American baseball player (1860–1894)

Grayson S. "Gracie" Pierce (before 1865 – August 28, 1894) was an American Major League Baseball (MLB) second baseman and center fielder for three seasons, playing for five teams from 1882 to 1884. He later became a regular umpire in both the National League and the Players' League.

==Playing career==

===1882===
Pierce began his major league career on May 2, 1882, for the Louisville Eclipse of the American Association. He played a total of nine games, all as a second baseman, and batted .303 in 33 at bats. He scored three runs, and hit one double. Later that season, he played in 41 games for the Baltimore Orioles, also of the American Association. His batting average dropped to .199 in 151 at bats with Orioles, as well as his production, scoring just eight runs, two doubles, and one triple. His season average between the two teams was .217, and he led the league among second basemen with 65 errors.

===1883===
He began the season with the Columbus Buckeyes of the American Association, hitting .171 in 41 at bats, scored five runs, and did not gather one extra-base hit. Later in the season, he joined the New York Gothams of the National League, playing in 18 games, totaling just five hits in 62 at bats for a .080 batting average. He also began to play more in the outfield, mainly as a center fielder, rather than at second base. His batting average for the season was .117, but he did hit the second (and last) triple of his career.

===1884===
His last major league season was spent with the New York Metropolitans, where he played in just five games, splitting his time between second base and the outfield. He batted .250 for the season, with records indicating his participation in the game played August 1. His career totals include a .186 batting average, 21 runs scored, four doubles, and two triples in 84 games and 307 at bats.
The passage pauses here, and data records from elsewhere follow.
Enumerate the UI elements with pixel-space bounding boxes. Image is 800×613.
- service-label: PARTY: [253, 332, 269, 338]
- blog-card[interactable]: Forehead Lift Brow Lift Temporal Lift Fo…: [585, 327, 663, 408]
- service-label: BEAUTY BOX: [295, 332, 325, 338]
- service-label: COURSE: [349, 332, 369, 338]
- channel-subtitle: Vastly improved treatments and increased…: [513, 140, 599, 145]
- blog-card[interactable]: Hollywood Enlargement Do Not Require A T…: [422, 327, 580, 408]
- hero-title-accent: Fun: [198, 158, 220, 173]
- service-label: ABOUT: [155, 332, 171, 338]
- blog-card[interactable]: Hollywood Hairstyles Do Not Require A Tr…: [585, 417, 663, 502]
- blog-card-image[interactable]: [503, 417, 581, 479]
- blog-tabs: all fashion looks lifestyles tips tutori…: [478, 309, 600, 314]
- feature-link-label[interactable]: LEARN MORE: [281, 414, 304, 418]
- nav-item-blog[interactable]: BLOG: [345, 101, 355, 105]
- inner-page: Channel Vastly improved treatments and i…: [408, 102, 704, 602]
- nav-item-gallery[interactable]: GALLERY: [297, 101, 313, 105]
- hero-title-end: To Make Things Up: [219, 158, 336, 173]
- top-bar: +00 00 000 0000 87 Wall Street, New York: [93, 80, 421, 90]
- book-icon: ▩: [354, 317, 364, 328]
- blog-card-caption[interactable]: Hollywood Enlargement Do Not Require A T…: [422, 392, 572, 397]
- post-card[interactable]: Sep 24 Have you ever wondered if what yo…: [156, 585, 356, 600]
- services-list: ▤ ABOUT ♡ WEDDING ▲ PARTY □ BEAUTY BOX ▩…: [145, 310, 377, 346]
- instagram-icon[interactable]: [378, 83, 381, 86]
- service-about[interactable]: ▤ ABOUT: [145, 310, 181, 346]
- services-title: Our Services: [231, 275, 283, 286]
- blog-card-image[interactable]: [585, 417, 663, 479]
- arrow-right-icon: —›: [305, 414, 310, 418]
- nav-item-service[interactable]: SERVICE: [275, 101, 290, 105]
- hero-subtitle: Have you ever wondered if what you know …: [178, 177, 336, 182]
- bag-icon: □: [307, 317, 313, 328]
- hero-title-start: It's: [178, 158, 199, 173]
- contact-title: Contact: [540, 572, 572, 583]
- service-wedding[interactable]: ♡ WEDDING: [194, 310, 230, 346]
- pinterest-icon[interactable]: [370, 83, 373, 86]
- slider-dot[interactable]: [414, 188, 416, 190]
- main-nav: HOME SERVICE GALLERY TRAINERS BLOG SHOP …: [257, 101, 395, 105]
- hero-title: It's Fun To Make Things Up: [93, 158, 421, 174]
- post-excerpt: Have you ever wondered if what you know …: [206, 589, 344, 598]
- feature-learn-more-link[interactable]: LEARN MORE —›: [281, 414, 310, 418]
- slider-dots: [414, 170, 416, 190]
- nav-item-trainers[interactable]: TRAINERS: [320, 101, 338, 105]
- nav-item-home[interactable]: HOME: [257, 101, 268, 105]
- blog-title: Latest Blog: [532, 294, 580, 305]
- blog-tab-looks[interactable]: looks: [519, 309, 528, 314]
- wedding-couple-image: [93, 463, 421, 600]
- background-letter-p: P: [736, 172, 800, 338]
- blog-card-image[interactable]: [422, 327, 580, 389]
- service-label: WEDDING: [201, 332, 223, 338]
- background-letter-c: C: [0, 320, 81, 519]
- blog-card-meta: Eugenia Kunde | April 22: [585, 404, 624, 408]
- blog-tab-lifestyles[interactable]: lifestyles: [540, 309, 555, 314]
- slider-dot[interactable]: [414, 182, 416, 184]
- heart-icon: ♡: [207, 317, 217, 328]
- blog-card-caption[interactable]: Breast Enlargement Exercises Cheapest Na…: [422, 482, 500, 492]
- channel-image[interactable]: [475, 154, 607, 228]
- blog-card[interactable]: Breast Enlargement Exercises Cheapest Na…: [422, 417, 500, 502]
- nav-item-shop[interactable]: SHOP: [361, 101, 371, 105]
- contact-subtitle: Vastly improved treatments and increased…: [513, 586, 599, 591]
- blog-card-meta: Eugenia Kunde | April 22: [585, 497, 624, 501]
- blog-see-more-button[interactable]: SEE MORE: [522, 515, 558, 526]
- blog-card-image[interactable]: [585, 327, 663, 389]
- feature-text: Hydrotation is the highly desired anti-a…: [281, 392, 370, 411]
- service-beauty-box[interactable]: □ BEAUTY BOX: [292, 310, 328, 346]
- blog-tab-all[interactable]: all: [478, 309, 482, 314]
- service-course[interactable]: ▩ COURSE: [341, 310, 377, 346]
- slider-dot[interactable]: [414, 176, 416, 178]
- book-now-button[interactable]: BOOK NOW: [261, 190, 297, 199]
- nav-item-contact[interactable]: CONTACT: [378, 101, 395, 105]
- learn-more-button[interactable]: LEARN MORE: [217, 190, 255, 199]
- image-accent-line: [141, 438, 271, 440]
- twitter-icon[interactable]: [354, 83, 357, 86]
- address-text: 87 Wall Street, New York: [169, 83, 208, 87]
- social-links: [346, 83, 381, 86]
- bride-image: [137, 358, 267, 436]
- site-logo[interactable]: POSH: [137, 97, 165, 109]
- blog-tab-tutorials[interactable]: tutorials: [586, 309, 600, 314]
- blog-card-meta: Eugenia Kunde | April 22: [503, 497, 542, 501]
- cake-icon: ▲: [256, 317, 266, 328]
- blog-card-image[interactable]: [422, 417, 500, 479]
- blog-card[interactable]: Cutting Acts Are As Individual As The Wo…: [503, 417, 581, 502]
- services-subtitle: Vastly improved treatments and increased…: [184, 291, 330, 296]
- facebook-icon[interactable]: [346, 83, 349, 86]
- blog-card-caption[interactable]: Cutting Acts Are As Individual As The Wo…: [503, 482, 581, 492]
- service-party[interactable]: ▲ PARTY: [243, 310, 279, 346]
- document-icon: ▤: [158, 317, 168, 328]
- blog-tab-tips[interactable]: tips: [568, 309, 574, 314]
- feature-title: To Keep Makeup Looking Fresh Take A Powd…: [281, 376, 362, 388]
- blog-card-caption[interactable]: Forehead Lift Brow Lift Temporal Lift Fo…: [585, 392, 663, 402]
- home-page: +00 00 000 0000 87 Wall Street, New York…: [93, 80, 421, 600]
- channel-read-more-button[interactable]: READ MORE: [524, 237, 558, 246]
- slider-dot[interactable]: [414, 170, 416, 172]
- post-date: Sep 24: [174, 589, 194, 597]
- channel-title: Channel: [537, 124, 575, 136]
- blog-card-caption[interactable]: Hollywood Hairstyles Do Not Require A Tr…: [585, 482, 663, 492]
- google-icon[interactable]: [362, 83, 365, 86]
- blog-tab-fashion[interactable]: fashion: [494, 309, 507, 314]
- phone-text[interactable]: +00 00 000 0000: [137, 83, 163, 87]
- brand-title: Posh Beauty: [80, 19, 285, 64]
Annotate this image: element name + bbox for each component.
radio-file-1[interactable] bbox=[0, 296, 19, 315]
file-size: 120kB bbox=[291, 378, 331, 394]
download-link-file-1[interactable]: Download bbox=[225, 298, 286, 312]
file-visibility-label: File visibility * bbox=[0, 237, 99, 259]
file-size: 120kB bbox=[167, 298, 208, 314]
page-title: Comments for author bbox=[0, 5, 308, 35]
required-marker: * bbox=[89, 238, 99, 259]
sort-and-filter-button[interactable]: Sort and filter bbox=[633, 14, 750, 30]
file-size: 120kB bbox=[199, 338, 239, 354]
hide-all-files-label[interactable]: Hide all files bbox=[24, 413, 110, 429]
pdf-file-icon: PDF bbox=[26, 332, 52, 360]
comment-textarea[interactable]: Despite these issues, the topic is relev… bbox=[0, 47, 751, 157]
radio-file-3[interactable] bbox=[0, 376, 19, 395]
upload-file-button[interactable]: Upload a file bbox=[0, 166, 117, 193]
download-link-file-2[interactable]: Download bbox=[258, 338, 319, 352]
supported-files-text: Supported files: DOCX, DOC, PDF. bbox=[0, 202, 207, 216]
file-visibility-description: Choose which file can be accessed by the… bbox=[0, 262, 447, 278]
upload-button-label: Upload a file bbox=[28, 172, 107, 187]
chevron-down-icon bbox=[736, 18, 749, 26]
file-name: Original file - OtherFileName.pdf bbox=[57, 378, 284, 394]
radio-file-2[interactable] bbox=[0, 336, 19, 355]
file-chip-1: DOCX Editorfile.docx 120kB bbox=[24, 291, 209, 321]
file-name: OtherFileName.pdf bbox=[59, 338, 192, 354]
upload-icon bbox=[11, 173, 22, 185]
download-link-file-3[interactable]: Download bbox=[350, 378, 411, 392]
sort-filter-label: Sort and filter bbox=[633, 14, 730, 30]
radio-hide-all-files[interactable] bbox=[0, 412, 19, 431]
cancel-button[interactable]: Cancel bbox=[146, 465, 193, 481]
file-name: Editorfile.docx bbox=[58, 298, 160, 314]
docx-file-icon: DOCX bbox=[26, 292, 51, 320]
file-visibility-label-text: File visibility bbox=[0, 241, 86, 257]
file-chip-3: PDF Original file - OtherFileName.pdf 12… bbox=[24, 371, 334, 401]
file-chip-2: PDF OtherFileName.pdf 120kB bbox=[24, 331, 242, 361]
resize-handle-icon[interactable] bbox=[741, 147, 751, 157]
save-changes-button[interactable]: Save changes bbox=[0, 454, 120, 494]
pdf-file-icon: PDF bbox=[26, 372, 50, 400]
==Post major league career==

===Minor leagues===
He signed and played for an Elmira, New York minor league baseball team in 1886, along with fellow Metropolitans Ed Kennedy, and Dasher Troy, when players began to leave the team due to speculation that the American Association was going to eliminate them from the league.

===As an umpire===
Pierce had, during his playing days, filled in for the regular umpire from time to time. He registered three games in 1882 and one game in 1884. He began to umpire games regularly in 1886, when he called 47 games, and 1887, when he called 33, all in the National League. He didn't appear as an official umpire at a major league game until 1890, when he officiated at 57 games in the Players' League.

During his major league umpiring career, he was involved in one forfeited game, and umpired game six of the 1886 World Series. The forfeited game was played between the St. Louis Maroons and the Washington Nationals on September 29, 1886. In the seventh inning, after a St. Louis player had struck out, the Maroons refused to play, complaining that it was too dark to continue. Pierce ruled that due to their refusal to play, they forfeited the game to the Nationals.

On October 23, 1886, he umpired the sixth and final game of the 1886 World Series. The St. Louis Browns of the American Association were up on the Chicago White Stockings of the National League, three games to two entering the game. The game ended with St. Louis winning after ten innings of play, sealing the series victory, the only undisputed championship that the Association could claim over the National League.

He was relieved of his umpiring duties in 1887 after allegedly misusing a railroad pass.

Eight years later, Gracie Pierce died in his hometown of New York City. His age cannot be determined with certainty due to the unavailability of his birth year, but if he was in his twenties during the earliest years of his playing career, his death occurred while he was still in his mid-thirties.